E é verdade, se me disseres que não gosto de mulheres sugeridas,
como não gosto de redondilhas, de rimas encadeadas, nem de prosa
de coluna partida que se passe por poema. Pois é verdade que há
falta de mulheres de quem eu saiba gostar, e aquelas de quem gosto
não manuseiam vírgulas, quebram versos, andam de pontas ou suam
em público.
Nenhuma se chama Alice.
*
[domingo]
Sou só rapariga, de pernas estendidas, pés cruzados, buscando
a prova definitiva de que é nas paredes que se guardam os medos.
Perguntem -me pelo tecto, pelas portas e janelas e tudo saberei dizer
sobre elas. O meu quarto, ungido de Verão, é das tardes de domingo
como das sanguíneas, nascendo-me da sombra que cai com o dia sobre o chão.
Nada de cozinhas, embora lhes saiba a natureza violenta com que se
afogam em incêndios domésticos, todos eles calculados
pelos pensamentos que me habitam os gestos para além de mim. Cada parte
do meu corpo pensando-se, e eu, do cimo dele, interpretando as
diferentes linguagens que colocam à prova qualquer lógica. Nada sei
de mesa como nada sei de bem receber: se sou rapariga é só pelos pés.
De quando os descalço e me estico na alcova em desalinho. A minha
roupa conhece toda a ferocidade dos redemoinhos eléctricos embora
nada saiba de ferro. Desarranjada, dá-me este ar indisposto
de que preciso para que não me olhem mais do que à má sorte dos gatos pretos.
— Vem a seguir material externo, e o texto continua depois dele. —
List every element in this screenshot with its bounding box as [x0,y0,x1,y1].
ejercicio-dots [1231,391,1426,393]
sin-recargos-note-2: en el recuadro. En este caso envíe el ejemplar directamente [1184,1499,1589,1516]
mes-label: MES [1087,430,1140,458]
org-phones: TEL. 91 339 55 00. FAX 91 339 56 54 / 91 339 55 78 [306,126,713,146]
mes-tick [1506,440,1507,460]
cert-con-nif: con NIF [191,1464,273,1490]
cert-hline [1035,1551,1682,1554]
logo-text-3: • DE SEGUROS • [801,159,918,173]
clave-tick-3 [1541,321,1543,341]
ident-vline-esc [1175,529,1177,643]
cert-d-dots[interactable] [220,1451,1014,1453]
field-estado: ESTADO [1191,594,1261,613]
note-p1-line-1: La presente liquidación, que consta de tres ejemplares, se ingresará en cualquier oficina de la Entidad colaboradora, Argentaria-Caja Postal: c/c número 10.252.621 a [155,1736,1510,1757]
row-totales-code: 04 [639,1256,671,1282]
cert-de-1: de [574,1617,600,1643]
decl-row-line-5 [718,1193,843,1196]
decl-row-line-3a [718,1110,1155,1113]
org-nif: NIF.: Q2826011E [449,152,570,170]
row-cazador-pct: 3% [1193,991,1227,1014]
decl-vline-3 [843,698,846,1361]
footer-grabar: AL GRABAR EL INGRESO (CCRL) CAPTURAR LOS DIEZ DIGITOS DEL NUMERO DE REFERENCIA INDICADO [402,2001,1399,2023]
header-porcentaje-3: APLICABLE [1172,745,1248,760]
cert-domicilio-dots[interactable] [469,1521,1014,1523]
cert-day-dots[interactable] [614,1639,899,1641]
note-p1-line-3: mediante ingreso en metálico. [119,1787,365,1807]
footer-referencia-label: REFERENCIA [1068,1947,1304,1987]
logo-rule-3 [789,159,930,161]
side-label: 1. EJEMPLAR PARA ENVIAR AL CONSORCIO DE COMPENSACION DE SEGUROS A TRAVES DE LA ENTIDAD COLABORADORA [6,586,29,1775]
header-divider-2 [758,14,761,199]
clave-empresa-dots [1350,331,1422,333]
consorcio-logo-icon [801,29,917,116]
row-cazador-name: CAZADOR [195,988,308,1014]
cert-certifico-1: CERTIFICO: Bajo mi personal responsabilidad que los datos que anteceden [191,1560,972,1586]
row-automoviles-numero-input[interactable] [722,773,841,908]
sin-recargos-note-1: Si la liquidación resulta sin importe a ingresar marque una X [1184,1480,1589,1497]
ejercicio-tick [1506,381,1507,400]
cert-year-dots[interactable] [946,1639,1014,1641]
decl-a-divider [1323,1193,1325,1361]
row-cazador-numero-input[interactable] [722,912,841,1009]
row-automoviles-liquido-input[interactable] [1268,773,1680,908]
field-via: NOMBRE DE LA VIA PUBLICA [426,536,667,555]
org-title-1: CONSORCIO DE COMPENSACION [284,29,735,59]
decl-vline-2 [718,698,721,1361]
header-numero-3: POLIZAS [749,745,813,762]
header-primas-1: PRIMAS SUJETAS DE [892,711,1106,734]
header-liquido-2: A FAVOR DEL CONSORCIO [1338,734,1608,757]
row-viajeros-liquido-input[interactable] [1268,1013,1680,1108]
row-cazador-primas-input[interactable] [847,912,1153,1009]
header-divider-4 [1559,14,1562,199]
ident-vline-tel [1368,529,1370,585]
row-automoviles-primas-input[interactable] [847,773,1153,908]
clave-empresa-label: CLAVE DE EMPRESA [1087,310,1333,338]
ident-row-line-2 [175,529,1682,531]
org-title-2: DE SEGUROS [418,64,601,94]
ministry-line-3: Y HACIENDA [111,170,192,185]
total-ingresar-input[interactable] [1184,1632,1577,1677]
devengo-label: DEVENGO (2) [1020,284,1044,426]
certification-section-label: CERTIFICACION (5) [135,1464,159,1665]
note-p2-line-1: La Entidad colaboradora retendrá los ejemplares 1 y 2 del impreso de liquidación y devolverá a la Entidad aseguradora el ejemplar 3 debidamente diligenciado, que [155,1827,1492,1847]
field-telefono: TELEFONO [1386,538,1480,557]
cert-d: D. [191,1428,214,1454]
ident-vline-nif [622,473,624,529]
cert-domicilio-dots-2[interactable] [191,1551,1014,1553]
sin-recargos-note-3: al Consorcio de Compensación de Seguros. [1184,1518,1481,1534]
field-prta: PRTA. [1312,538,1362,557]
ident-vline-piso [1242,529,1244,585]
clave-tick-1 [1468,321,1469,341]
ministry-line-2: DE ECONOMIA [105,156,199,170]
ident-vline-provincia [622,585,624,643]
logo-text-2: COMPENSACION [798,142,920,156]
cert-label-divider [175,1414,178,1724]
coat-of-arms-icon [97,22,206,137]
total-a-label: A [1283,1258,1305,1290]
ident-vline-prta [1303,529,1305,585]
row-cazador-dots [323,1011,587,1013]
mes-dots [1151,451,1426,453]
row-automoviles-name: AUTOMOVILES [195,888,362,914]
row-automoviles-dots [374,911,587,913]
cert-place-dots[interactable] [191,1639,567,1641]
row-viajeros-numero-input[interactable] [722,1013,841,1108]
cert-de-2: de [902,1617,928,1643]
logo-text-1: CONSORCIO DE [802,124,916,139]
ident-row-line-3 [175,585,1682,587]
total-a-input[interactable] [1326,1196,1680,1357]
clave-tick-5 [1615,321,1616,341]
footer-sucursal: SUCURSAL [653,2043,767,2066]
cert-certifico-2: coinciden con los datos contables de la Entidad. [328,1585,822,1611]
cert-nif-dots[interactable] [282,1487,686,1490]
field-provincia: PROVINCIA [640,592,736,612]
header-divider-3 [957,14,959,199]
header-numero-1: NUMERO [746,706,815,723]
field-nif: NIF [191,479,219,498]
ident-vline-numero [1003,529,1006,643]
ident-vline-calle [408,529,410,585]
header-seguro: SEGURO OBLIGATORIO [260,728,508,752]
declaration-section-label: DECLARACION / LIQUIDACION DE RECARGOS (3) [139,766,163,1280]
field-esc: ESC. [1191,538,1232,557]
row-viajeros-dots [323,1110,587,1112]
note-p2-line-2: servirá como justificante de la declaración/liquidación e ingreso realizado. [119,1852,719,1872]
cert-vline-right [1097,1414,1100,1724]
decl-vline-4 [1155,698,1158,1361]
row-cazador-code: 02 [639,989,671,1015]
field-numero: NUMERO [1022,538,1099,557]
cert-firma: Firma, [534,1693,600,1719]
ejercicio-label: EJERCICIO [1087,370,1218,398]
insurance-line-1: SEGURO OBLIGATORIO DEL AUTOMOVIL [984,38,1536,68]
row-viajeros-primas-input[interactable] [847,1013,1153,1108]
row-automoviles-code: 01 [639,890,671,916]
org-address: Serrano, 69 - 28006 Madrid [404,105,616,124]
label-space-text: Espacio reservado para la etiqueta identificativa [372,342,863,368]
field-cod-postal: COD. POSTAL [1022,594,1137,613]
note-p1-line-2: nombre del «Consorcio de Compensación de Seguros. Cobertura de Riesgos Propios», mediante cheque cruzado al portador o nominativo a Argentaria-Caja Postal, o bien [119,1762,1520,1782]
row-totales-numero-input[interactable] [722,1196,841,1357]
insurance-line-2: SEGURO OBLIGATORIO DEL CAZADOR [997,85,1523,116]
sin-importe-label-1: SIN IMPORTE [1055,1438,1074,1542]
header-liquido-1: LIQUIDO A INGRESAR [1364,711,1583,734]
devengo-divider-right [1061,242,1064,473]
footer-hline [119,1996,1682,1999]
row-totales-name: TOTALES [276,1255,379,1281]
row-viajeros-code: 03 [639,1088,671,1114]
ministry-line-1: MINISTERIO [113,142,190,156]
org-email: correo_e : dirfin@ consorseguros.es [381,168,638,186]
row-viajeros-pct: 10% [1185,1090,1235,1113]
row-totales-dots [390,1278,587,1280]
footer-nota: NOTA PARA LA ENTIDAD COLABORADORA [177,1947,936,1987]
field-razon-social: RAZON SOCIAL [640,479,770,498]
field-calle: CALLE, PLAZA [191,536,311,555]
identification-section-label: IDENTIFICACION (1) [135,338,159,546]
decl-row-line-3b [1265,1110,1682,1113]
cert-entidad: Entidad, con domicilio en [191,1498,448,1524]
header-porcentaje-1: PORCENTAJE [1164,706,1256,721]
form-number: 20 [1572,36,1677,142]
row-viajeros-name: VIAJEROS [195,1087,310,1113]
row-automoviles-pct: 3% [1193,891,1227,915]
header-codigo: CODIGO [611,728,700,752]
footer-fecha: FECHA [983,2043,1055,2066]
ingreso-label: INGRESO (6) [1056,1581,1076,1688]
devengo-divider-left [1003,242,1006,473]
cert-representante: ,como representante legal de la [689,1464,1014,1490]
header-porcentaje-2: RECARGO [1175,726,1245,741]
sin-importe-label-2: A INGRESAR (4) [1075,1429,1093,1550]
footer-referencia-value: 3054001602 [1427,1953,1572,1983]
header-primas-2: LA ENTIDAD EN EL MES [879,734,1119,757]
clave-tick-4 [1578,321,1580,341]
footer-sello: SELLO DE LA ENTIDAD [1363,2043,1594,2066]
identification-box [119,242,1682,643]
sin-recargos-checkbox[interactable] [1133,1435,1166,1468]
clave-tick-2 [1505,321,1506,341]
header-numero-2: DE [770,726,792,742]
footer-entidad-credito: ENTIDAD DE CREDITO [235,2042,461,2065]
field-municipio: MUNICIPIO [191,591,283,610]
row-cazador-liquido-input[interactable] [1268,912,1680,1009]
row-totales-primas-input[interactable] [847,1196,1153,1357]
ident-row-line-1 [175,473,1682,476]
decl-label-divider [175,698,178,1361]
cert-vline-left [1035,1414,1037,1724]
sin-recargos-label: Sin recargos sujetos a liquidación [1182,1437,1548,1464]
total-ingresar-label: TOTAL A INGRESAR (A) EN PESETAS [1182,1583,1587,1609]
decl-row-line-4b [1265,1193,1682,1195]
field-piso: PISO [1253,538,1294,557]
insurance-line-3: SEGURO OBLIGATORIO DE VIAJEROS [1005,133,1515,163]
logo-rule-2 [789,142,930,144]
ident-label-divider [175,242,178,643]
Rapariga só de pés pousados sobre a cabeceira da cama. Invertendo
a ordem ao mundo para que neles venham pousar apenas os pássaros
mais pequenos da minha infância; e, às vezes, se os vejo chegar, quase
juro que me trazem no bico o despontar das violetas, como se nada
mais fossem do que isso: peito floresta de idades passadas. E se me
pedes um beijo, sabe disto: sou só rapariga de pés e de passos floridos
no tempo em que já não se deve ter mais o trabalho de morrer.
*
[infâmia]
A vadiagem de sino na mão, garrafa cortada e olhos cegos, tronco
seco e polido com que bate compassivamente no chão, marcando
tempos aos olhares que se desviam ou se fixam nesta marcha de
miséria entre vagões no subterrâneo. De olhos fechados, cega vadia,
cão vadio, latindo língua de sino, a mais fiel Portuguesa de há não
sei quantos séculos: o que deveríamos ter por hino à glória de uma
nação enfileirada numa procissão de pernetas, manetas, cegos ou
cancerosos, pedintes ou calados. Aos que não se enfileiram: este vagão
é sala de espera, e sem que alguém saiba, carrilhão de pequeníssimos
gestos, vozes cruas que, no trajecto, curvarão cabeça, corpo e dedos,
baloiçando primaveras, verões inteiros entre as margens dos dentes,
sem pão que haja além destas palavras de cobre dando pressa ao vagar
de deus oculto em cada sinal de emergência. Trago ao peito medalha
de prata, sino encabeçado por três rostos de asas pequenas; tenho a
língua do ferro, e talvez por isso, talvez só por isso, saiba do cobre
e da diferença multicolor entre este e a ferrugem dos ponteiros que
ancoram passados à minha boca: o teu, o meu, o nosso. Sou vadia e o
mesmo é dizer que nasci do fundo do mar onde naufrágios sepultam
o progresso de outras vontades. Não tenho hino, glória ou fidelidade.
E se tenho por língua esta língua, é dela o toque, a vibração contra
a emergência de haver quem nos salve deste infame orgulho de
ser português.
*
3 poemas de Beatriz Hierro Lopes extraídos do livro [espartilho], uma edição Debout Sur l’Oeuf.